Rummage Sale Junkie
This morning I got up, checked my e-mail, puttered around the house a bit before it hit me: It’s Rummage Sale Day! I quickly ran through the shower, yanked my dripping wet hair into a bun and flew out the door with the kids and hit the on base rummage sales. I made out with two flower pots, a toy car, and a 2T Harley Davidson black, leather jacket. I spent two dollars.
That’s what I call a successful morning. Last week was pretty good too. I got an HUGE outdoor plant for three bucks, a fifty cent Winnie the Pooh video for the kids, and a five dollar mountain bike that had been ridden once.
Rummage sales haven’t always intrigued me. When I was a kid my crazy grandmother used to drag me to every discount store and garage sale that crossed our path. She was the Queen of the Blue Light Specials, slowly nickling and diming herself into bankruptcy. We would stop at every sale and she would buy ugly little knickknacks to add to one of the four massive curio cabinets or various decorative tables in her house. She had so much bric a brac that when I ran through her house as a child it literally rattled, and I would get hollered at to stop running in the house before I broke something! Very few of her pieces had any true value and I lived with the constant fear of her dying and my having to go through all of the clutter.
When I was a kid I didn’t mind going to the garage sales as much, after all there were toys to be had, not to mention the piles upon piles of children’s books!
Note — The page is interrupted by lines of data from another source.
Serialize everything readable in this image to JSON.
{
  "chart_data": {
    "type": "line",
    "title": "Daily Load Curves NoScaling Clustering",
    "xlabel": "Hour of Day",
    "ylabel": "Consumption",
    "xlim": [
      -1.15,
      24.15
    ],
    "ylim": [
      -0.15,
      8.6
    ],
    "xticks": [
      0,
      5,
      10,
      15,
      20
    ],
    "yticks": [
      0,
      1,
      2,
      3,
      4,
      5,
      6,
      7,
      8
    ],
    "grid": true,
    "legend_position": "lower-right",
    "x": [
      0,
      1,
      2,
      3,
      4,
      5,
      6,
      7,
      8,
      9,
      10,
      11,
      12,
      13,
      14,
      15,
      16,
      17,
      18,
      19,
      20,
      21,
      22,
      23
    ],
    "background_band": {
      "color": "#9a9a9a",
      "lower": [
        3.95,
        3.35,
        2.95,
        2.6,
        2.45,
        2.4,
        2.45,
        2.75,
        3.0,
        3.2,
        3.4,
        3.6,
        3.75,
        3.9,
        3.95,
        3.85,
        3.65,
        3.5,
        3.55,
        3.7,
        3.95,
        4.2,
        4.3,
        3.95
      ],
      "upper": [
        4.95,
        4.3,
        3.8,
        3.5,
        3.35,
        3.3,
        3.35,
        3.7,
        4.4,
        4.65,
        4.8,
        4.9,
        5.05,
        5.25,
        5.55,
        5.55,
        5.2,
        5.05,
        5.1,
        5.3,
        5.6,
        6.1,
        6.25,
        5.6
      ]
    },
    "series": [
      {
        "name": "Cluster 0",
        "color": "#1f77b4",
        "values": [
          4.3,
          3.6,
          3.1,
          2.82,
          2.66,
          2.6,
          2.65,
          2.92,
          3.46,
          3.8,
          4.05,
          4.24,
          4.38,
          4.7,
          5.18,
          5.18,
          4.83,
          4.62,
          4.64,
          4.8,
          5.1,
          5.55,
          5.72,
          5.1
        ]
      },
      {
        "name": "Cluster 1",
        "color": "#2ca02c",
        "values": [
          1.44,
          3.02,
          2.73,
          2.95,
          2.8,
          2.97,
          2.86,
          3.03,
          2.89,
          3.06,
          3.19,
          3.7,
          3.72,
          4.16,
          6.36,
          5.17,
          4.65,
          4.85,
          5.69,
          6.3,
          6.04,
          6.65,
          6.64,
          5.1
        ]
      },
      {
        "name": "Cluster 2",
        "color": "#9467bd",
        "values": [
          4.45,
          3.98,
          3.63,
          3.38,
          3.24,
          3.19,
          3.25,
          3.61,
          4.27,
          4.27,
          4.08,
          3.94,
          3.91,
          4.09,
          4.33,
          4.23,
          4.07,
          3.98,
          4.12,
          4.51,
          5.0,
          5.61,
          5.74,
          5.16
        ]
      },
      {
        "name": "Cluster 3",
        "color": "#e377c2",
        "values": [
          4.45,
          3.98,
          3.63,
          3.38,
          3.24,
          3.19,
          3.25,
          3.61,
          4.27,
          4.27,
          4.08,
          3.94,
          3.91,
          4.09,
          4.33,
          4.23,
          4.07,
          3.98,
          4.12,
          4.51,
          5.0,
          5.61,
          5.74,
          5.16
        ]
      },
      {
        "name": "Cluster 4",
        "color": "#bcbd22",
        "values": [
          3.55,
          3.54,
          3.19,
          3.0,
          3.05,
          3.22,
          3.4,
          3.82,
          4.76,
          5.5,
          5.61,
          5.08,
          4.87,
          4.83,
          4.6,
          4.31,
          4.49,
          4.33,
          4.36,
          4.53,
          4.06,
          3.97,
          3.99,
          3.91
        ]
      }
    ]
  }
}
Grandmother was always good for a few books, so I tolerated these rummage raids with a good sense of humor. It wasn’t until I hit my teenage years that I put my foot down.
It had gotten to the point where she would send me home with so much ugly bric a brac that I had started having to throw things out just to make room for the new. I didn’t want it and she didn’t need to waste her money on it, and I had a job and a library card, so I could get my own reading material. So, slowly we stopped checking out the rummage sales. I maintained a firm ban against them until I was an adult, and even then it was only an occasional thing.
Just a few months ago I was clued in to how completely amazing the on base rummage sales are. You see, civilians are just trying to get rid of a few pieces of junk, whereas military folk are PCSing and have a weight limit and a space limit and really truly need to get all the stuff out of the house. You can find tons of clothing, movies, toys, houseplants, furniture, and other goodies, all in great condition simply because military families can’t be hauling six bins of baby clothing to Germany and back. It’s just not practical, so they practically give the stuff away.
With the invent of ebay, some of this junk does truly have value. Last October I found two baby Halloween costumes for a quarter a pop. After a week on ebay they sold for over thirty dollars. Not a bad turn around for a fifty cent investment! So, between the chance of finding something with good resale value, and the fact that my children always seem to need clothes, and I’m addicted to houseplants, I’ve become one of those crazies who scours the base paper every Friday and gets out of bed way too early for a Saturday so I can be the first person to buy the junk. Not every week has a great find, but the few times I’ve hit the jackpot (try six pairs of baby shoes for a dollar fifty!) make it very sweet indeed.